Search code examples
javapdfpdf-generationpdfbox

Writing Arabic with PDFBOX with correct characters presentation form without being separated


I'm trying to generate a PDF that contains Arabic text using PDFBox Apache but the text is generated as separated characters because Apache parses given Arabic string to a sequence of general 'official' Unicode characters that is equivalent to the isolated form of Arabic characters.

Here is an example:
Target text to Write in PDF "Should be expected output in PDF File" -> جملة بالعربي
What I get in PDF File ->

incorrect text

I tried some methods but it's no use here are some of them:
1. Converting String to Stream of bits and trying to extract right values
2. Treating String a sequence of bytes with UTF-8 && UTF-16 and extracting values from them

There is some approach seems very promising to get the value "Unicode" of each character But it generate general "official Unicode" Here is what I mean

System.out.println( Integer.toHexString( (int)(new String("كلمة").charAt(1))) );  

output is 644 but fee0 was the expected output because this character is in middle from then I should get the middle Unicode fee0

so what I want is some method that generates the correct Unicode not the just the official one

The very Left column in the first table in the following link represents the general Unicode
Arabic Unicode Tables Wikipedia


Solution

  • Here is a code that works. Download a sample font, e.g. trado.ttf

    EDIT: I have since been using the Amiri font, which can be downloaded from the aliftype/amiri Github repository.

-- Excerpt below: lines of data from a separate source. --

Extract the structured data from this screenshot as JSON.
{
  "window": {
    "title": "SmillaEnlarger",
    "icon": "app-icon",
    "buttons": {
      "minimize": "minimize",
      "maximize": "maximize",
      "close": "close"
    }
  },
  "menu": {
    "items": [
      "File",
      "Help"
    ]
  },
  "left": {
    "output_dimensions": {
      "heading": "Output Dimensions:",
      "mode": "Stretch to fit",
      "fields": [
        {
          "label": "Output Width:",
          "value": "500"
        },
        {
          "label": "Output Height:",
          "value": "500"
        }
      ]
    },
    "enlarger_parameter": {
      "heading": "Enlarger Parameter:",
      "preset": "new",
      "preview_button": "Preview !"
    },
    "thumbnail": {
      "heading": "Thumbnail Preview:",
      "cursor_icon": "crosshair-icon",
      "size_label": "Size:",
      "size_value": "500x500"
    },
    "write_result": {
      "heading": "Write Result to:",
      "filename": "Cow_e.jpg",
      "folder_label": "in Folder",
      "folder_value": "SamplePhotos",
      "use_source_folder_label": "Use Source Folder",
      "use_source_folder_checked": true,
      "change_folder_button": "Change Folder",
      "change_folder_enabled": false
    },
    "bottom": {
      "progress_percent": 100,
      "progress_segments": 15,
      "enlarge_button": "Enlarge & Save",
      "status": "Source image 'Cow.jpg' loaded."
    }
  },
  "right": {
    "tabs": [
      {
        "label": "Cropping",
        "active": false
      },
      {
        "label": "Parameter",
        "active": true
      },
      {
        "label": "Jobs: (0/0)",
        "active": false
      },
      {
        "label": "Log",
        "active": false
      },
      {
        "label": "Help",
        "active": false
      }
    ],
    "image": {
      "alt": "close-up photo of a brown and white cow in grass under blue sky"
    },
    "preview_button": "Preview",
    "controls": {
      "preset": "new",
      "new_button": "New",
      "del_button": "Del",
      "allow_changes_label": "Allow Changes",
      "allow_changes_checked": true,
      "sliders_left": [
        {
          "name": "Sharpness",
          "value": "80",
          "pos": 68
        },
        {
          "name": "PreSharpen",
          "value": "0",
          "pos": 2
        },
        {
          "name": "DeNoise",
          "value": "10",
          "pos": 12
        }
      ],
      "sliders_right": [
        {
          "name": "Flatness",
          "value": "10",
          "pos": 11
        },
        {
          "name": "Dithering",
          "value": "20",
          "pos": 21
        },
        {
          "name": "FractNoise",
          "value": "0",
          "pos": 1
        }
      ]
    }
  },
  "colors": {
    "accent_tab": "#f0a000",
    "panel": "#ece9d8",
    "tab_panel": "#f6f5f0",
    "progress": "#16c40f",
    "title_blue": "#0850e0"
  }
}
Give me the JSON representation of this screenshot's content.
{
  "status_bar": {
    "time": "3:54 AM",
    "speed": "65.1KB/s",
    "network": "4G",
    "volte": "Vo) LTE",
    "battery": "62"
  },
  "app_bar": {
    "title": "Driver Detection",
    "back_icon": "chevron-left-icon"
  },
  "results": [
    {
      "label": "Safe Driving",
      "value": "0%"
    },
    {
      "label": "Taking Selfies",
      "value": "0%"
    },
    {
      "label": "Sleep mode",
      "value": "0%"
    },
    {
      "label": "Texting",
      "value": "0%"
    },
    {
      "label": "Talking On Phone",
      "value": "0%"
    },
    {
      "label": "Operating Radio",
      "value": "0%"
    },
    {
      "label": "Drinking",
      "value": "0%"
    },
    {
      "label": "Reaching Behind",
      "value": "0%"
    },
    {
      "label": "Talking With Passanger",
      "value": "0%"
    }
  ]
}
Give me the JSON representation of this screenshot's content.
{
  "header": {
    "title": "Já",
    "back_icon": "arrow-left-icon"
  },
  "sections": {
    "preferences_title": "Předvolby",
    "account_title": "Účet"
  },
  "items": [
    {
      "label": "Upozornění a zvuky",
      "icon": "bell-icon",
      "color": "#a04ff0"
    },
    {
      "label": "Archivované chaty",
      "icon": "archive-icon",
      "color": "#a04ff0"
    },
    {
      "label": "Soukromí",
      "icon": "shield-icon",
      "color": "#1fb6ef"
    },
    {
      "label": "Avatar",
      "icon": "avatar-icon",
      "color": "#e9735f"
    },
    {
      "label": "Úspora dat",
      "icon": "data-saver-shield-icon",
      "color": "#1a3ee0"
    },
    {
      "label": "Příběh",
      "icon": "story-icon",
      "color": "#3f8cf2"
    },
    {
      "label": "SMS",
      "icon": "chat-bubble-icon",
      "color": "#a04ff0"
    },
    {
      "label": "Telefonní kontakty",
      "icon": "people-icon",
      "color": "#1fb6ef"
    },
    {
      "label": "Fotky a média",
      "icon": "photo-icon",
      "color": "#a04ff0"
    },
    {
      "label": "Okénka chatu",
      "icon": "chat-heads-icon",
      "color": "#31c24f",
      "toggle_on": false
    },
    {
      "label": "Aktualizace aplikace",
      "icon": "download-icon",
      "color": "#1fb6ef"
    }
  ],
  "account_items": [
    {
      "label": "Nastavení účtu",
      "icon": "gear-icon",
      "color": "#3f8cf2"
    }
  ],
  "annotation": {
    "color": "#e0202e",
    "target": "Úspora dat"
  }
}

    Make sure the pdfbox-app and icu4j jar files are in your classpath.

    import java.io.File;
    import java.io.IOException;
    
    import com.ibm.icu.text.ArabicShaping;
    import com.ibm.icu.text.ArabicShapingException;
    import com.ibm.icu.text.Bidi;
    
    import org.apache.pdfbox.pdmodel.PDDocument;
    import org.apache.pdfbox.pdmodel.PDPage;
    import org.apache.pdfbox.pdmodel.PDPageContentStream;
    import org.apache.pdfbox.pdmodel.font.*;
    
    public class Main {
        public static void main(String[] args) throws IOException , ArabicShapingException
        {
        File f = new File("Amiri-Regular.ttf");
            PDDocument doc = new PDDocument();
            PDPage Page = new PDPage();
            doc.addPage(Page);
            PDPageContentStream Writer = new PDPageContentStream(doc, Page);
            Writer.beginText();
            Writer.setFont(PDType0Font.load(doc, f), 20);
            Writer.newLineAtOffset(0, 700);
            String s ="جملة بالعربي لتجربة الكلاس اللذي يساعد علي وصل الحروف بشكل صحيح";
            Writer.showText(bidiReorder(s));
            Writer.endText();
            Writer.close();
            doc.save(new File("File_Test.pdf"));
            doc.close();
        }
    
        private static String bidiReorder(String text)
        {
            try {
            Bidi bidi = new Bidi((new ArabicShaping(ArabicShaping.LETTERS_SHAPE)).shape(text), 127);
                bidi.setReorderingMode(0);
                return bidi.writeReordered(2);
            }
            catch (ArabicShapingException ase3) {
            return text;
        }
        }
        
    }